Official name Icelandic: Þjóðhátíðardagurinn
Date 17 June
Next time 17 June 2015 (2015-06-17)
Frequency annual

Icelandic National Day (Icelandic: Þjóðhátíðardagurinn, the day of the nation's celebration) is an annual holiday in Iceland which commemorates the foundation of The Republic of Iceland on 17 June 1944 and its independence from Danish rule.[1] The date was chosen to coincide with the birthday of Jón Sigurðsson, a major figure of Icelandic culture and the leader of the 20th century Icelandic independence movement.[2]

History[edit]

Further information: History of Iceland

The formation of the republic was based on a clause in the 1918 Act of Union with Denmark, which allowed for a revision in 1943, as well as the results of the 1944 plebiscite.

German occupation of Denmark meant that the revision could not take place, and thus some Icelandic politicians demanded that Icelanders should wait until after the war. The British and U.S governments, which occupied Iceland at the time, also delayed the declaration by asking the Icelandic parliament to wait until after 1943. Although saddened by the results of the plebiscite, King Christian X sent a letter on 17 June 1944 congratulating Icelanders on forming a Republic.
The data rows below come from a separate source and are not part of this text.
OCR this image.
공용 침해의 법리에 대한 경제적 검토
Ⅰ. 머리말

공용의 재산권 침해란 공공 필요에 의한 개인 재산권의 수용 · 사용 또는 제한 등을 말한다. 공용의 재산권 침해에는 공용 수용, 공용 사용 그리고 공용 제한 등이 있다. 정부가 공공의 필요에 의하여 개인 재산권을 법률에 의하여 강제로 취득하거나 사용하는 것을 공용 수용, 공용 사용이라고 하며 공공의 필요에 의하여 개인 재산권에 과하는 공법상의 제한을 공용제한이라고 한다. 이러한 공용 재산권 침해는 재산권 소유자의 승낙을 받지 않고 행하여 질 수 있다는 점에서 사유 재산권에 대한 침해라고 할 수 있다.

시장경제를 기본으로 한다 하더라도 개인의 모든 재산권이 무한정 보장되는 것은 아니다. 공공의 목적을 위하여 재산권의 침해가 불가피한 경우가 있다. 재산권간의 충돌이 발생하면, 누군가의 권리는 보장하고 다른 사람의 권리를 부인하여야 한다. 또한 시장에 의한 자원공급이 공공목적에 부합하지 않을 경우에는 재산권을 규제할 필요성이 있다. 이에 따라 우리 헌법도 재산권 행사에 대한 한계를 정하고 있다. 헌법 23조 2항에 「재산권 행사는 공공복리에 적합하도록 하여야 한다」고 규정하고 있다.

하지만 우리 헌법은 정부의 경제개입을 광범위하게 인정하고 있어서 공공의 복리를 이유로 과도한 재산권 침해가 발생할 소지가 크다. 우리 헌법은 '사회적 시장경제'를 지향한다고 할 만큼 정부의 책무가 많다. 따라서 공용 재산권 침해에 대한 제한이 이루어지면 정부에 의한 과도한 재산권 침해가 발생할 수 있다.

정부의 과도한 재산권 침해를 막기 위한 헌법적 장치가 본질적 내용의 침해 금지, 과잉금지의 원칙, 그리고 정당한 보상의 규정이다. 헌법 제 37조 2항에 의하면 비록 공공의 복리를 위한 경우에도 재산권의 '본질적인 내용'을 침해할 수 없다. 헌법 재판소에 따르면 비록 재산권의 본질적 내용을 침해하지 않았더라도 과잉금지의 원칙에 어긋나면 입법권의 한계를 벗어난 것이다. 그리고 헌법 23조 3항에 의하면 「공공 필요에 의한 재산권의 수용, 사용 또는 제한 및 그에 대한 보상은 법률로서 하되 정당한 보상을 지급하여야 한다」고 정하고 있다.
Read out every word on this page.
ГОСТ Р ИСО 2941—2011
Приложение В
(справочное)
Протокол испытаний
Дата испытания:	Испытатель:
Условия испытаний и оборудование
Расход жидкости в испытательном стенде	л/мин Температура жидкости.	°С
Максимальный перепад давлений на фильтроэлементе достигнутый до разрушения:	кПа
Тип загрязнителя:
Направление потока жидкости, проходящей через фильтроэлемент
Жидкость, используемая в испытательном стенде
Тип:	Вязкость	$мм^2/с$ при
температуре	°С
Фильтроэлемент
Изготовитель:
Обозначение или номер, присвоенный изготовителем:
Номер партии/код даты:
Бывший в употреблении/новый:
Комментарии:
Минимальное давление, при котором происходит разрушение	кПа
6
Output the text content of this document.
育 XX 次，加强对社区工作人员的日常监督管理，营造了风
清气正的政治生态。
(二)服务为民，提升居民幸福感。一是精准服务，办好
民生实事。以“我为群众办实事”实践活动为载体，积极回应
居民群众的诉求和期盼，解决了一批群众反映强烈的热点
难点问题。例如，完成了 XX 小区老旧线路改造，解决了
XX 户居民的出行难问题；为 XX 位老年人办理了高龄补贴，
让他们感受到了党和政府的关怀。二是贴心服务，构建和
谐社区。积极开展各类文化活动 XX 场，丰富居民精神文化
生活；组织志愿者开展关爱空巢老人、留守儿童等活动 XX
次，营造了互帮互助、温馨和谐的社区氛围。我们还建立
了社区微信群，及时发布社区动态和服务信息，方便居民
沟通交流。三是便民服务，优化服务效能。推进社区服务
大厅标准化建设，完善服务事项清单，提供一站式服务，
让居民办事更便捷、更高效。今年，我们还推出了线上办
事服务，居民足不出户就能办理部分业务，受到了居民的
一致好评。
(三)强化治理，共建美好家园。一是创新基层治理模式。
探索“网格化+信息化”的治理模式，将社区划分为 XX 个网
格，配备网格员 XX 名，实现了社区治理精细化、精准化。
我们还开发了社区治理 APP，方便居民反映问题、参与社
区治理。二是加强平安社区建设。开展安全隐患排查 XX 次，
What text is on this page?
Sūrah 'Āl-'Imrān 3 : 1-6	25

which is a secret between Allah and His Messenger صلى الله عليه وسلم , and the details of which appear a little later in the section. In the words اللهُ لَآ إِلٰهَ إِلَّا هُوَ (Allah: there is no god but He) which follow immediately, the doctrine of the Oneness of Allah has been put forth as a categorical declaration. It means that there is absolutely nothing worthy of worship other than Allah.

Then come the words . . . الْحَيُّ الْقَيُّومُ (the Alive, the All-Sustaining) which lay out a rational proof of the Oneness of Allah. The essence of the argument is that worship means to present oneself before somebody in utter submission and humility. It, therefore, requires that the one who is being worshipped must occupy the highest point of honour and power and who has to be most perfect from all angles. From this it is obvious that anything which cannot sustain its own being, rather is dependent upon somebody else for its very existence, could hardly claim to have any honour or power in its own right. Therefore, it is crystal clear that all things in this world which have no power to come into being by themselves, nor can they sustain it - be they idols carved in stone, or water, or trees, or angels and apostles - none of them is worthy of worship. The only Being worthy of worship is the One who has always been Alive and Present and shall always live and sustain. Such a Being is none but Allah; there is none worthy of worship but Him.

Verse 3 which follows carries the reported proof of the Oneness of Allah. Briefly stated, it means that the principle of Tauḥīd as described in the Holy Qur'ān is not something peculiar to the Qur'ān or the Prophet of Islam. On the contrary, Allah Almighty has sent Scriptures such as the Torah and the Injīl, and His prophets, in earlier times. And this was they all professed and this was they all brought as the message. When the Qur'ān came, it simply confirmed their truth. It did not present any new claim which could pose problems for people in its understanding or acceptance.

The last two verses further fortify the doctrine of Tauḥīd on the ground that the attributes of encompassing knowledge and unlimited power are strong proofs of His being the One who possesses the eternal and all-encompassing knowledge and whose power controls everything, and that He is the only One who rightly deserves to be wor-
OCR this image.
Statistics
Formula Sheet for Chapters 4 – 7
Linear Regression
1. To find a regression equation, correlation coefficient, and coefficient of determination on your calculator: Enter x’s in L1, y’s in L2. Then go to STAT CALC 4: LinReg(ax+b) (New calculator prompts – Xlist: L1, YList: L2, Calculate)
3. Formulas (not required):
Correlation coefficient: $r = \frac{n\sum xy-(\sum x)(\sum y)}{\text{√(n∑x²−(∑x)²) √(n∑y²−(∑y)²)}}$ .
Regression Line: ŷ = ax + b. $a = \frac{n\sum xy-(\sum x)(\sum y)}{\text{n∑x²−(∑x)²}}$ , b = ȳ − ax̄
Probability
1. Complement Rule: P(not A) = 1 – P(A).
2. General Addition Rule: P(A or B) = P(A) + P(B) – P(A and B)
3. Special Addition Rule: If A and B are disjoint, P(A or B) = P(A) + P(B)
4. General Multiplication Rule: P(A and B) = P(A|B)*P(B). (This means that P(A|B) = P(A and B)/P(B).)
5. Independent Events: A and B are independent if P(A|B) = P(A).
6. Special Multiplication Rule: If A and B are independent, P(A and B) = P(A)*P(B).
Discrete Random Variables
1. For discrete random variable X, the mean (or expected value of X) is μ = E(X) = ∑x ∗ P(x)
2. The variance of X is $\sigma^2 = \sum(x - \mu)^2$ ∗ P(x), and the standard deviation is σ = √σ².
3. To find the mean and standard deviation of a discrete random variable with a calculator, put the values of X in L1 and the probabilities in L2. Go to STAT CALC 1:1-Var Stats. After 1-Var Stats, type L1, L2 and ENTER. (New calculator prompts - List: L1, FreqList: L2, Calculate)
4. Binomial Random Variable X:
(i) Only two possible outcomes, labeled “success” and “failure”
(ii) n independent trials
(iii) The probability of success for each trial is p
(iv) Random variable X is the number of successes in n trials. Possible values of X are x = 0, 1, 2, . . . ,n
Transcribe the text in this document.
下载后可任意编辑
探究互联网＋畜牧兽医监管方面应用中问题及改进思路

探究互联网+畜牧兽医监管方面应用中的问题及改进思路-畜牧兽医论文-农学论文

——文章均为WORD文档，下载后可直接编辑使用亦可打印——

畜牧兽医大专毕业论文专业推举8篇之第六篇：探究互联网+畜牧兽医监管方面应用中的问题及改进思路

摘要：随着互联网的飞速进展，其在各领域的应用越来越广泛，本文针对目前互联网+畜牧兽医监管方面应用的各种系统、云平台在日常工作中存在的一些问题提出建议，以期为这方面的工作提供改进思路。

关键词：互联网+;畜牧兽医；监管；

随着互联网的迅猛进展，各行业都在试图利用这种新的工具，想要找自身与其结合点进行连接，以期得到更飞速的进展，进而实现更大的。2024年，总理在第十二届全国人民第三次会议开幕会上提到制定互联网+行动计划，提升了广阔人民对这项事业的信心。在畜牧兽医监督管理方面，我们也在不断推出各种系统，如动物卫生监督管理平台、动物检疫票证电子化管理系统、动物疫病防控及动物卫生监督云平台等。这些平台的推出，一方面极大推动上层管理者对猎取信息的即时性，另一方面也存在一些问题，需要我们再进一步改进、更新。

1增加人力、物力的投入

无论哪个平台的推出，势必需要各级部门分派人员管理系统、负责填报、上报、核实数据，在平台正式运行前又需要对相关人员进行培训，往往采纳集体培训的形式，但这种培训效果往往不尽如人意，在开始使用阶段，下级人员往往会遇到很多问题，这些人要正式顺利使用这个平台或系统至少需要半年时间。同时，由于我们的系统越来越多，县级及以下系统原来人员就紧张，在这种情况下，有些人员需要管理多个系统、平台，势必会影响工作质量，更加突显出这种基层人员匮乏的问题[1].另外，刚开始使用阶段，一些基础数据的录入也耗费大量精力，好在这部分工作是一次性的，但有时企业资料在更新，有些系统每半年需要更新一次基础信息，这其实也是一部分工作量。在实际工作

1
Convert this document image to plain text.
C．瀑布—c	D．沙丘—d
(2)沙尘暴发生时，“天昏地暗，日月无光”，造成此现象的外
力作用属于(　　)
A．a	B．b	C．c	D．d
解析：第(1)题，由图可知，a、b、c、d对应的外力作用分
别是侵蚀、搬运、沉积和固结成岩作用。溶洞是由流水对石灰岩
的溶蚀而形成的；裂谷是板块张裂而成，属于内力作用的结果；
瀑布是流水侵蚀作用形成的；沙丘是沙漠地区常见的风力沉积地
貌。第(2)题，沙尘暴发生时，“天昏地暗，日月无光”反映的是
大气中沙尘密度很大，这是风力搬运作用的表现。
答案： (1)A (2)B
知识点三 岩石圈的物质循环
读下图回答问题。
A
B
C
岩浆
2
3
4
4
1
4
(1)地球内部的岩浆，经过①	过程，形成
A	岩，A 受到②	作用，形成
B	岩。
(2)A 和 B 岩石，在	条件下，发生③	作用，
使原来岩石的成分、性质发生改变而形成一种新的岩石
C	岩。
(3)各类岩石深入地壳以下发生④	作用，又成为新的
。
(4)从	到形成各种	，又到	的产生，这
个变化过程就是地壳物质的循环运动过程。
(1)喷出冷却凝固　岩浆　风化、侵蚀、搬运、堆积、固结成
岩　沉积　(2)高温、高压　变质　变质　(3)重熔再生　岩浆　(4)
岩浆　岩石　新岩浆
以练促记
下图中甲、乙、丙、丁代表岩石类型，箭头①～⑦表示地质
Abolishing the monarchy resulted in little change to the Icelandic constitution, "The King" was merely substituted for "The President". However the people of Iceland celebrated the end of the long struggle for total independence and praised Jón Sigurðsson for his early independence movement and Sveinn Björnsson, who became the first president of Iceland.

Celebrations[edit]

Today, Icelanders celebrate this holiday on a national scale. The celebration traditionally takes the form of a parade through each urban area with a brass band at the fore. Riders on Icelandic horses often precede the brass band and flagbearers from the Icelandic scout movement traditionally follow the brass band. After the parade several speeches are held out in the open, including one from Fjallkonan (the woman of the mountain), clad in Skautbúningur, who recites a poem. She represents the fierce spirit of the Icelandic nation and of Icelandic nature; this is in many ways an inheritance from the period of romanticism that reigned when the first steps toward independence were taken. After speeches and other officialities are over, a less formal celebration takes place with musicians entertaining the crowd, candy being devoured by children in huge quantities, and gas-filled balloons escaping their owners and flying to the sky. It is also somewhat traditional to expect rain on this day, particularly in the Southwest of Iceland.